Ketua Komisi I DPR RI Mahfudz Siddiq keberatan dengan adanya revisi UU Terorisme. Sebelumnya, Ketua Badan Intelijen Negara (BIN) Sutiyoso meminta perananan lembaganya diperkuat dengan dapat melakukan penangkapan dan penahanan.
Menurut Mahfudz, keinginan tersebut baru disampaikan pada media, belum dalam tahap pembicaraan dengan DPR. Jika memang ingin melakukan perubahan UU Terorisme dapat dilakukan dengan dua cara, yaitu mengeluarkan peraturan pemerintah menggantingkan UU No 15 Tahun 2003 atau melakukan usul revisi secara normal.
Mahfudz memandang, usulan yang diajukan BIN belum ada unsur mendesak untuk dilakukan. Sebab, segala kewenangan yang diberikan pada intelijen sudah memadai.
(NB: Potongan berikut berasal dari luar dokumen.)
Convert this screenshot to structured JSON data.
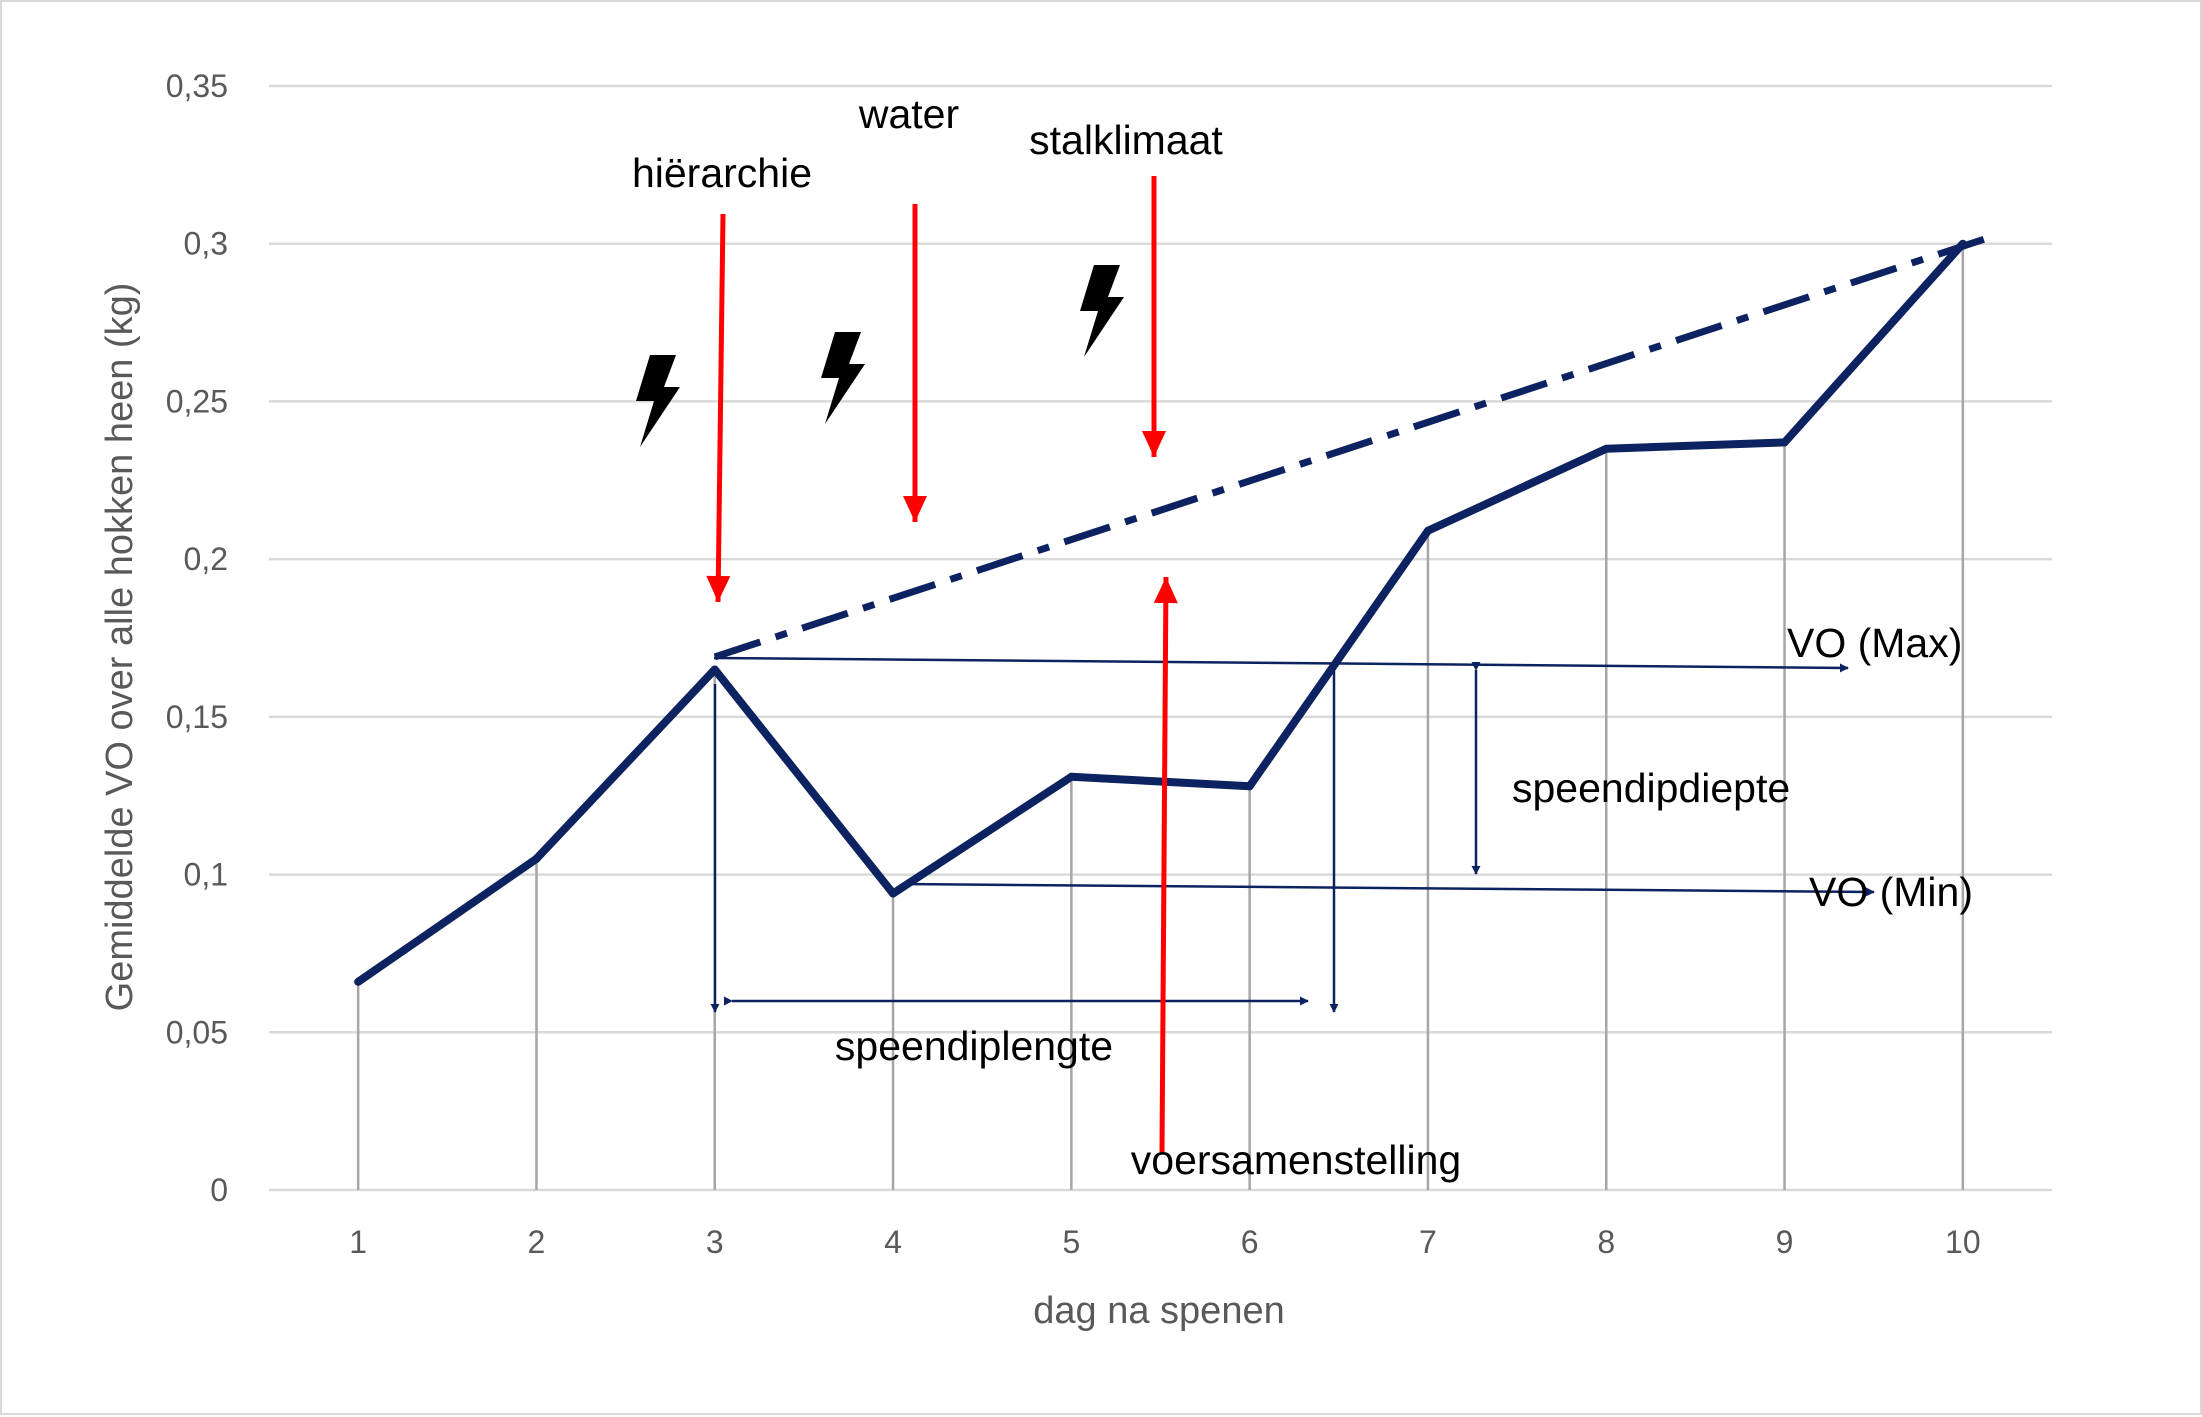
{
  "chart_data": {
    "type": "line",
    "title": "",
    "xlabel": "dag na spenen",
    "ylabel": "Gemiddelde VO over alle hokken heen (kg)",
    "categories": [
      "1",
      "2",
      "3",
      "4",
      "5",
      "6",
      "7",
      "8",
      "9",
      "10"
    ],
    "x": [
      1,
      2,
      3,
      4,
      5,
      6,
      7,
      8,
      9,
      10
    ],
    "yticks": [
      "0",
      "0,05",
      "0,1",
      "0,15",
      "0,2",
      "0,25",
      "0,3",
      "0,35"
    ],
    "ylim": [
      0,
      0.35
    ],
    "xlim": [
      0.5,
      10.5
    ],
    "grid": true,
    "legend": "none",
    "series": [
      {
        "values": [
          0.066,
          0.105,
          0.165,
          0.094,
          0.131,
          0.128,
          0.209,
          0.235,
          0.237,
          0.3
        ],
        "style": "solid"
      }
    ],
    "trend_line": {
      "style": "dash-dot",
      "from": [
        3,
        0.169
      ],
      "to": [
        10.15,
        0.302
      ]
    },
    "annotations": {
      "hierarchie": "hiërarchie",
      "water": "water",
      "stalklimaat": "stalklimaat",
      "voersamenstelling": "voersamenstelling",
      "vo_max": "VO (Max)",
      "vo_min": "VO (Min)",
      "speendipdiepte": "speendipdiepte",
      "speendiplengte": "speendiplengte"
    },
    "colors": {
      "series": "#0d2260",
      "annotation_arrow": "#0d2260",
      "factor_arrow": "#ff0000",
      "grid": "#d9d9d9",
      "drop_line": "#a6a6a6",
      "text": "#595959"
    }
  }
}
Dalam pengaturan yang sudah ada, BIN hanya bisa melakukan penelusuran informasi tanpa bisa melakukan penahan. Mesti ada kordinasi dengan aparat penegak hukjm jika BIN ingin melakukan penangkapan.
“Semua kegiatan BIN kan tertutup, termasuk nanti dalam hal penangkapan, sedangkan kepolisian jika sudah terjadi penangkapan harus terbuka,” kata Mahfudz dalam diskusi ” Dibalik Teror Jakarta” di Cikini, Jakarta, Sabtu (16/1).
Penangkapan dan penahanan merupakan prosedur dari proyustisia, sedangakan BIN dinilai bukan merupakan lembaga proyustisia. Sehingga di beberapa negara yang menjunjung tinggi HAM, praktik intelijen tidak memberikan kewenangan dan penangkapan terhadap intelijen, tapi diberikan kepada kepolisian.
“BIN dan Kepolisian kan dalam satu lembaga negara, ini kan satu kamar sehingga dalam pandangan saya tidak sulit melakukan koordinasi dalam jalankan kewenangan yang didistribusi,” kata politisi Partai Keadilan Kesejahteraan.
Dikhawatirkan dengan adanya penambahan kewenangan baru untuk BIN, justru akan membawa paraktik kelamnya masa lalu. Mahfudz mencontohkan dengan penghilangan paksa aktivis-aktivis pada zaman orde baru yang dilakukan pemerintah karena belum adanya regulasi yang mengatur. (republika.co.id, 16/1/2016)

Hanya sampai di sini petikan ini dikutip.